IV. Implementing Pre-Save Enrichment UI:

  1. Capture UI Creation:

    • Created capture_ui/capture.html with form fields for title, content, and tags.
    • Created capture_ui/capture.css for styling.
    • Created capture_ui/capture.js to:

      • Receive initial data (selected text, URL, auto-title) via URL parameters.
      • Populate the form.
      • Send enriched data (edited title, content, tags, URL) back to background.js via a SAVE_ENRICHED_SNIPPET message.
      • Handle save/cancel actions.
  2. Modifying Context Menu Flow (background.js):

    • Updated handleContextMenuClick to open capture_ui/capture.html in a new window, passing initial data as URL parameters.
    • Added a message listener for SAVE_ENRICHED_SNIPPET to receive data from the capture UI and then call saveSnippet.

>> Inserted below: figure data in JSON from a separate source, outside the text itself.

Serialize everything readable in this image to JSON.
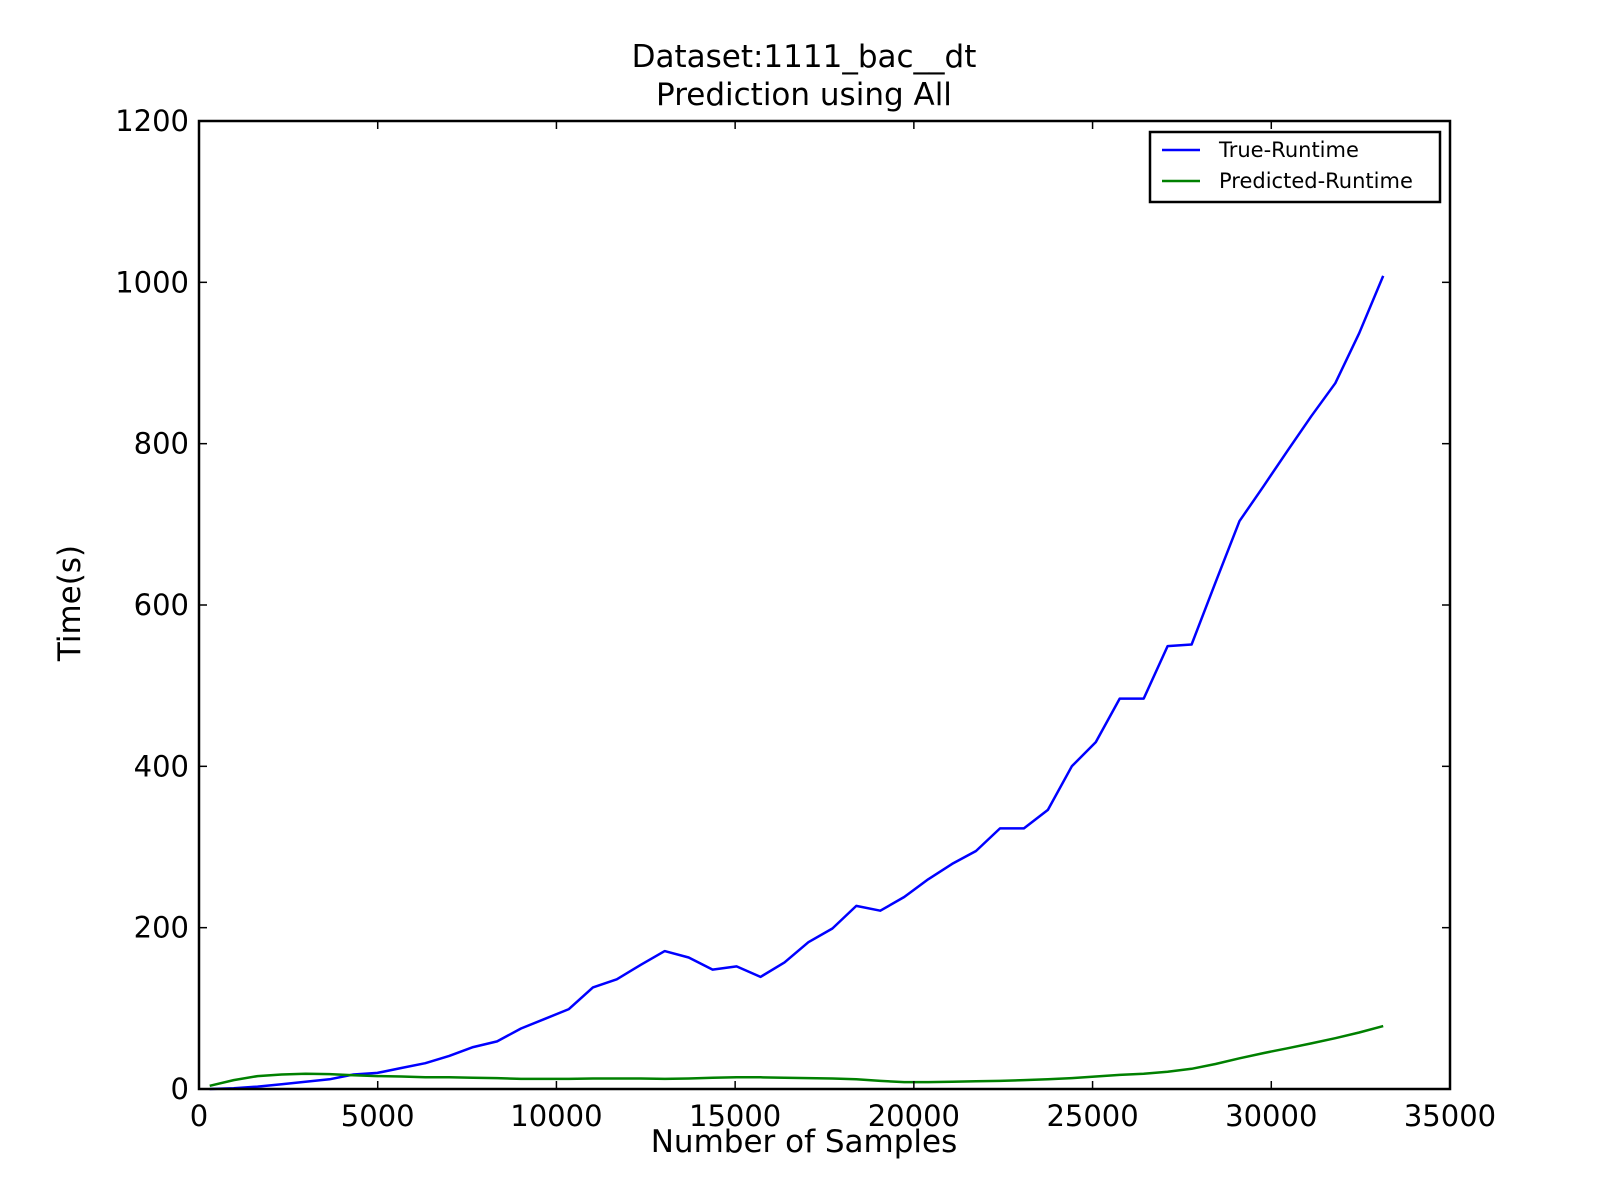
{
  "chart_data": {
    "type": "line",
    "title": "Dataset:1111_bac__dt",
    "subtitle": "Prediction using All",
    "xlabel": "Number of Samples",
    "ylabel": "Time(s)",
    "xlim": [
      0,
      35000
    ],
    "ylim": [
      0,
      1200
    ],
    "xticks": [
      0,
      5000,
      10000,
      15000,
      20000,
      25000,
      30000,
      35000
    ],
    "yticks": [
      0,
      200,
      400,
      600,
      800,
      1000,
      1200
    ],
    "grid": false,
    "legend_position": "top-right",
    "series": [
      {
        "name": "True-Runtime",
        "color": "#0000ff",
        "x": [
          300,
          970,
          1640,
          2310,
          2980,
          3650,
          4320,
          4990,
          5660,
          6330,
          7000,
          7670,
          8340,
          9010,
          9680,
          10350,
          11020,
          11690,
          12360,
          13030,
          13700,
          14370,
          15040,
          15710,
          16380,
          17050,
          17720,
          18390,
          19060,
          19730,
          20400,
          21070,
          21740,
          22410,
          23080,
          23750,
          24420,
          25090,
          25760,
          26430,
          27100,
          27770,
          28440,
          29110,
          29780,
          30450,
          31120,
          31790,
          32460,
          33130
        ],
        "values": [
          0,
          1,
          3,
          6,
          9,
          12,
          18,
          20,
          26,
          32,
          41,
          52,
          59,
          75,
          87,
          99,
          126,
          136,
          154,
          171,
          163,
          148,
          152,
          139,
          157,
          182,
          199,
          227,
          221,
          238,
          260,
          279,
          295,
          323,
          323,
          346,
          400,
          430,
          484,
          484,
          549,
          551,
          628,
          704,
          747,
          791,
          834,
          875,
          937,
          1008
        ]
      },
      {
        "name": "Predicted-Runtime",
        "color": "#008000",
        "x": [
          300,
          970,
          1640,
          2310,
          2980,
          3650,
          4320,
          4990,
          5660,
          6330,
          7000,
          7670,
          8340,
          9010,
          9680,
          10350,
          11020,
          11690,
          12360,
          13030,
          13700,
          14370,
          15040,
          15710,
          16380,
          17050,
          17720,
          18390,
          19060,
          19730,
          20400,
          21070,
          21740,
          22410,
          23080,
          23750,
          24420,
          25090,
          25760,
          26430,
          27100,
          27770,
          28440,
          29110,
          29780,
          30450,
          31120,
          31790,
          32460,
          33130
        ],
        "values": [
          4,
          11,
          16,
          18,
          19,
          18.5,
          17,
          16,
          15.5,
          14.5,
          14.5,
          14,
          13.5,
          12.5,
          12.5,
          12.5,
          13,
          13,
          13,
          12.5,
          13,
          14,
          14.5,
          14.5,
          14,
          13.5,
          13,
          12,
          10,
          8.5,
          8.5,
          9,
          9.5,
          10,
          11,
          12,
          13.5,
          15.5,
          17.5,
          19,
          21.5,
          25,
          31,
          38,
          44.5,
          50.5,
          56.5,
          63,
          70,
          78
        ]
      }
    ]
  }
}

V. User Feedback (Notifications):

  1. Enhanced Save Confirmation:

    • Added the "notifications" permission to manifest.json.
    • Updated the chrome.notifications.create call in background.js (for successful saves via SAVE_ENRICHED_SNIPPET) to include priority: 2 and requireInteraction: true to make the success notification more prominent.

Throughout this process, we iteratively tested, examined logs, diagnosed issues, and applied fixes to both the extension and (by instruction) the backend configuration.